Justice

Congo Hold-up- P. Muyaya : « le parquet déjà saisi par la ministre de la Justice pour l’ouverture d’une enquête »

Le parquet a été saisi le 20 novembre 2021 par la ministre de la Justice pour l’ouverture d’une enquête après le scandale révélé par Congo huld-up sur un vaste détournement de fonds publics, a annoncé lundi Patrick Muyaya, le ministre de la Communication et médias lors d’une conférence de presse qu’il a coanimée avec son collègue de l’Industrie, Julien Paluku en marge du Business DRC-Africa forum.

Par Landry Amisi

Congo Hold-up- P. Muyaya : « le parquet déjà saisi par la ministre de la Justice pour l’ouverture d’une enquête »

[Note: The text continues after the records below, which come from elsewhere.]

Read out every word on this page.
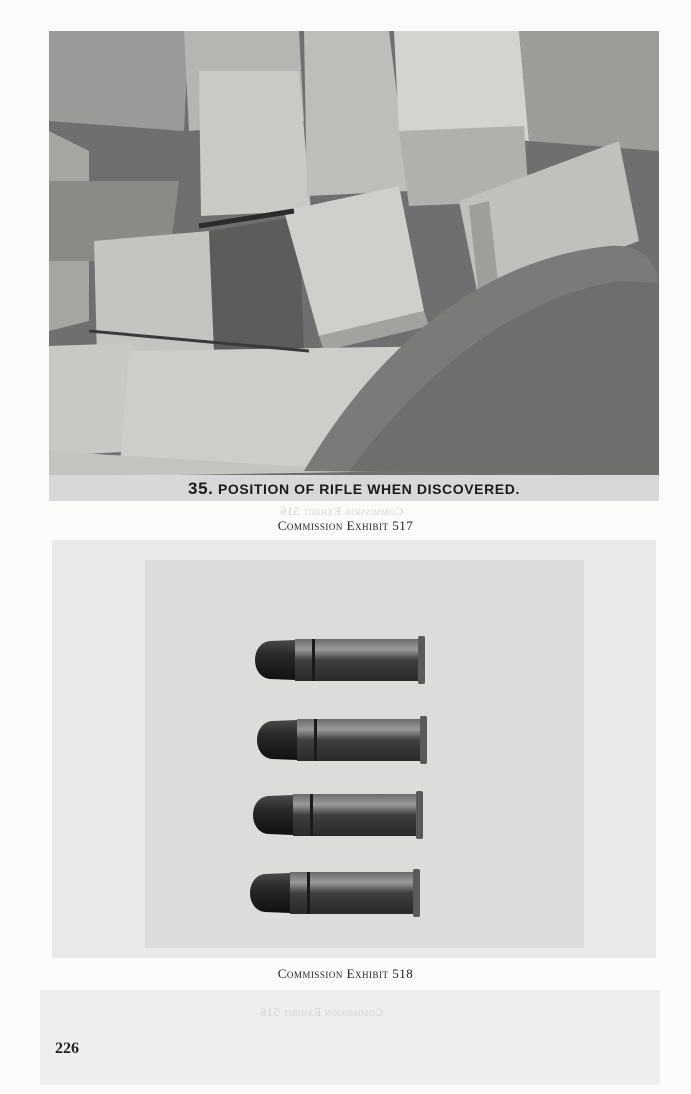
35. POSITION OF RIFLE WHEN DISCOVERED.
Commission Exhibit 516
Commission Exhibit 517
Commission Exhibit 518
Commission Exhibit 516
226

« …la ministre de la Justice a écrit au parquet le 20 novembre dernier. Il a donné injonction pour faire des enquêtes et des poursuites parce que nous ne pouvons pas comme gouvernement resté insensible à des telles allégations. Donc le moment venu la justice se saisira du dossier, les personnes qui sont concernées, seront invitées pour donner leurs éléments parce qu’il faut faire la différence entre une enquête journalistique et une enquête judiciaire. Mais ce que nous devons retenir et c’est ça le plus important, c’est que pour le président de la République, comme pour le gouvernement, la lutte contre la corruption est un pilier important de notre stratégie. On parle de 8 mille milliards de dollars, on parle de tous ces pays qui regardent maintenant la République démocratique du Congo, premièrement nous devons améliorer le climat des affaires, c’est le travail que nous faisons, deuxièmement nous devons êtres sûrs que nous avons mis en place un dispositif qui permet de lutter efficacement contre la corruption, parce que la lutte contre la corruption, nous nous ne la verrons pas parce qu’il y a les journalistes ou les ONG qui la réclament mais nous la faisons parce que nous sommes convaincus que c’est un pilier d’une gouvernance responsable. Et donc nous avons l’Inspection générale des finances qui est un service qui existait depuis des années mais qui n’avait pas autant en tout cas d’influence qu’elle a aujourd’hui parce qu’il y a une volonté de contrôler, nous avons une agence de lutte contre la corruption qui a été mise en place, nous n’avons peut-être pas l’expertise suisse ou des pays occidentaux en la matière mais nous avons un dispositif qui nous permet de lutter efficacement contre la corruption », a expliqué Muyaya.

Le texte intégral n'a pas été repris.